Q. The newspaper industry has seen better days economically. What advice do you give to students who want to enter the print journalism industry?
A. It’s never been as bad as it is now. There was a story in The New York Times [recently] about a newspaper in Seattle that could go out of business in 60 days. Things are at a really, really critical point. You’ve got major newspaper corporations [that have] gone bankrupt. We’re in a revolution. We’re in an information revolution right now and it’s a profound information revolution and nobody knows exactly where it’s going to end. Those of us who were raised on newspapers and really have a romanticism about newspapers are sick. I am, that’s how I made my living for so many years full time. I’m saddened by it. It’s wrenching to read about this all the time, to think that this is happening. By the same token, things change. The horse-and-buggy yielded to the car and the railroads yielded to the airplanes. You can’t hold back change, it’s just part of life. Some newspapers are going to be able to adjust to the changes and a lot of them probably won’t. Ten years from now they’ll probably be a lot fewer newspapers. So the question then becomes, ‘What’s the future going to look like?’ Obviously, journalism is going to migrate online. What we don’t know yet is what the lucrative business model is going to be. If journalism goes online, are there going to be enough jobs to support all the young people who are coming out of school and are thirsting to do this kind of work? That’s the question we don’t know. Some newspapers have very good thriving websites. They got into it late and they didn’t think they had to. There might be online-only newspapers. They may just fold up their print versions and not buy giant rolls of paper anymore and mothball their presses and just become online operations. Is that going to be as financially sustainable for a large number of journalists to work in? What are wages going to be like? Are there going to be unions to give them job protection? None of these things are knowable yet but we’re going to learn a lot in the next 10 years. I think a lot of newspapers look at their online operations as potential lifeboats, but right now the lifeboat isn’t big enough for everybody to get in.

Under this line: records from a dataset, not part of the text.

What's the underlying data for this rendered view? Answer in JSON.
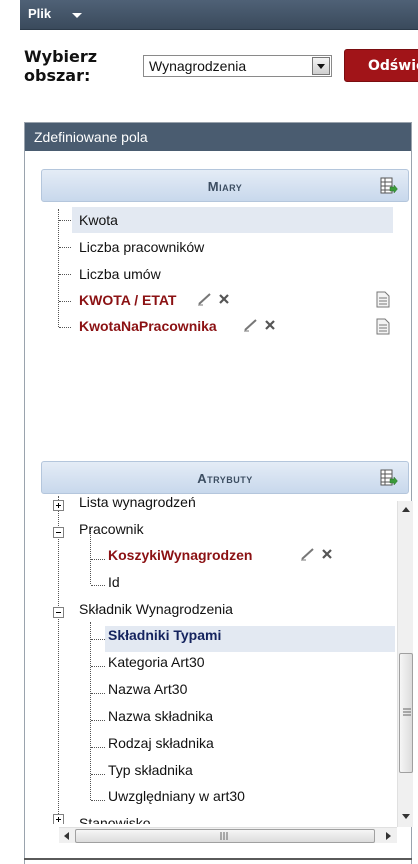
{
  "menu": {
    "file_label": "Plik"
  },
  "area": {
    "label": "Wybierz\nobszar:",
    "selected": "Wynagrodzenia",
    "refresh_label": "Odśwież"
  },
  "fields": {
    "header": "Zdefiniowane pola",
    "measures": {
      "title": "Miary",
      "items": [
        {
          "label": "Kwota",
          "selected": true
        },
        {
          "label": "Liczba pracowników"
        },
        {
          "label": "Liczba umów"
        },
        {
          "label": "KWOTA / ETAT",
          "calculated": true
        },
        {
          "label": "KwotaNaPracownika",
          "calculated": true
        }
      ]
    },
    "attributes": {
      "title": "Atrybuty",
      "items": [
        {
          "label": "Lista wynagrodzeń",
          "expander": "plus"
        },
        {
          "label": "Pracownik",
          "expander": "minus"
        },
        {
          "label": "KoszykiWynagrodzen",
          "calculated": true
        },
        {
          "label": "Id"
        },
        {
          "label": "Składnik Wynagrodzenia",
          "expander": "minus"
        },
        {
          "label": "Składniki Typami",
          "highlighted": true
        },
        {
          "label": "Kategoria Art30"
        },
        {
          "label": "Nazwa Art30"
        },
        {
          "label": "Nazwa składnika"
        },
        {
          "label": "Rodzaj składnika"
        },
        {
          "label": "Typ składnika"
        },
        {
          "label": "Uwzględniany w art30"
        },
        {
          "label": "Stanowisko",
          "expander": "plus"
        }
      ]
    }
  },
  "colors": {
    "menubar": "#4a5c70",
    "calculated": "#8b1113",
    "highlight": "#14235e",
    "refresh": "#a11418"
  }
}
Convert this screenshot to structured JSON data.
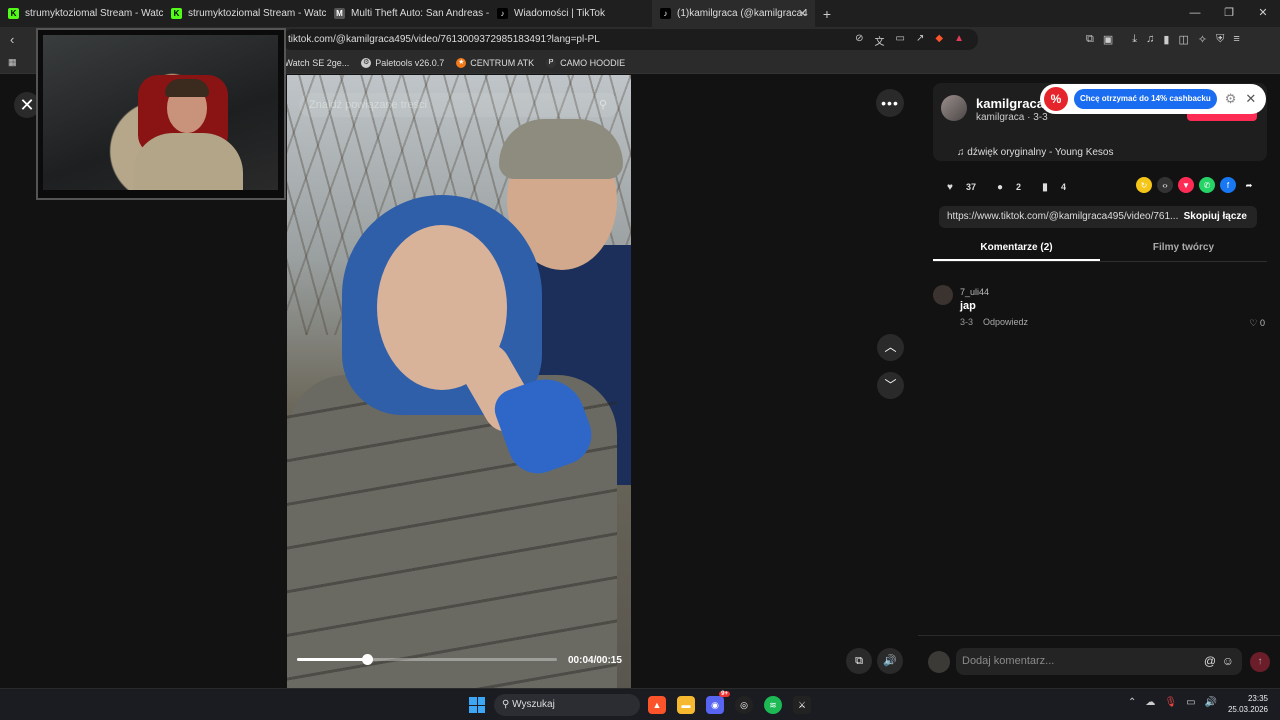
{
  "browser": {
    "tabs": [
      {
        "title": "strumyktoziomal Stream - Watch Live",
        "icon": "kick-icon",
        "color": "#53fc18"
      },
      {
        "title": "strumyktoziomal Stream - Watch Live",
        "icon": "kick-icon",
        "color": "#53fc18"
      },
      {
        "title": "Multi Theft Auto: San Andreas - Gran",
        "icon": "mta-icon",
        "color": "#333333"
      },
      {
        "title": "Wiadomości | TikTok",
        "icon": "tiktok-icon",
        "color": "#000000"
      },
      {
        "title": "(1)kamilgraca (@kamilgraca4",
        "icon": "tiktok-icon",
        "color": "#000000"
      }
    ],
    "url": "tiktok.com/@kamilgraca495/video/7613009372985183491?lang=pl-PL",
    "bookmarks": [
      "Watch SE 2ge...",
      "Paletools v26.0.7",
      "CENTRUM ATK",
      "CAMO HOODIE"
    ]
  },
  "video": {
    "search_placeholder": "Znajdź powiązane treści",
    "time": "00:04/00:15",
    "progress_fraction": 0.27
  },
  "panel": {
    "username": "kamilgraca",
    "subline": "kamilgraca · 3-3",
    "music": "dźwięk oryginalny - Young Kesos",
    "likes": "37",
    "comments": "2",
    "saves": "4",
    "link": "https://www.tiktok.com/@kamilgraca495/video/761...",
    "copy_label": "Skopiuj łącze",
    "tab_comments": "Komentarze (2)",
    "tab_videos": "Filmy twórcy",
    "comment": {
      "user": "7_uli44",
      "text": "jap",
      "date": "3-3",
      "reply": "Odpowiedz",
      "likes": "0"
    },
    "composer_placeholder": "Dodaj komentarz..."
  },
  "cashback": {
    "label": "Chcę otrzymać do 14% cashbacku"
  },
  "taskbar": {
    "search": "Wyszukaj",
    "time": "23:35",
    "date": "25.03.2026",
    "discord_badge": "9+"
  }
}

Q. There has been talk that newspapers such as The New York Times should cease being for-profit entities and transform into non-profits in order to survive. What do you think?
A. I don’t know the ins and outs of how that would work but I know that some of the large nonprofit foundations and charities and nonprofit trusts in this country, and a couple of them are headquartered in this town, have been asked to lend a hand to help save newspapers. Right here in town, the Pew Charitable Trusts, I know there’s been discussion about this. I don’t think it’s going anywhere but a lot of people think that’s where newspapers are going to be saved, that nonprofits get in and help save them. The problem with that is that the trusts have huge endowments but they’re not going to want to just throw good money after bad. They would ideally want to know they’re going to be building something that’s going to be financially sustainable in the long run. So that’s what nobody knows right now, if there’s any way that newspapers can be reinvented to do that. That’s one of the great unknowns. There’s a giant foundation that I’ve done a little work with sometimes called the Knight Foundation, which is headquartered in Miami, and they’re very interested in journalism because they have a whole journalistic pedigree. But what they basically have been doing is giving money to set up all kinds of online community projects all over the country, which is light years away from coming in and bailing out a newspaper. So I don’t quite see it happening.
Q. Are you confident that Philadelphia has the resources to continue supporting two daily newspapers?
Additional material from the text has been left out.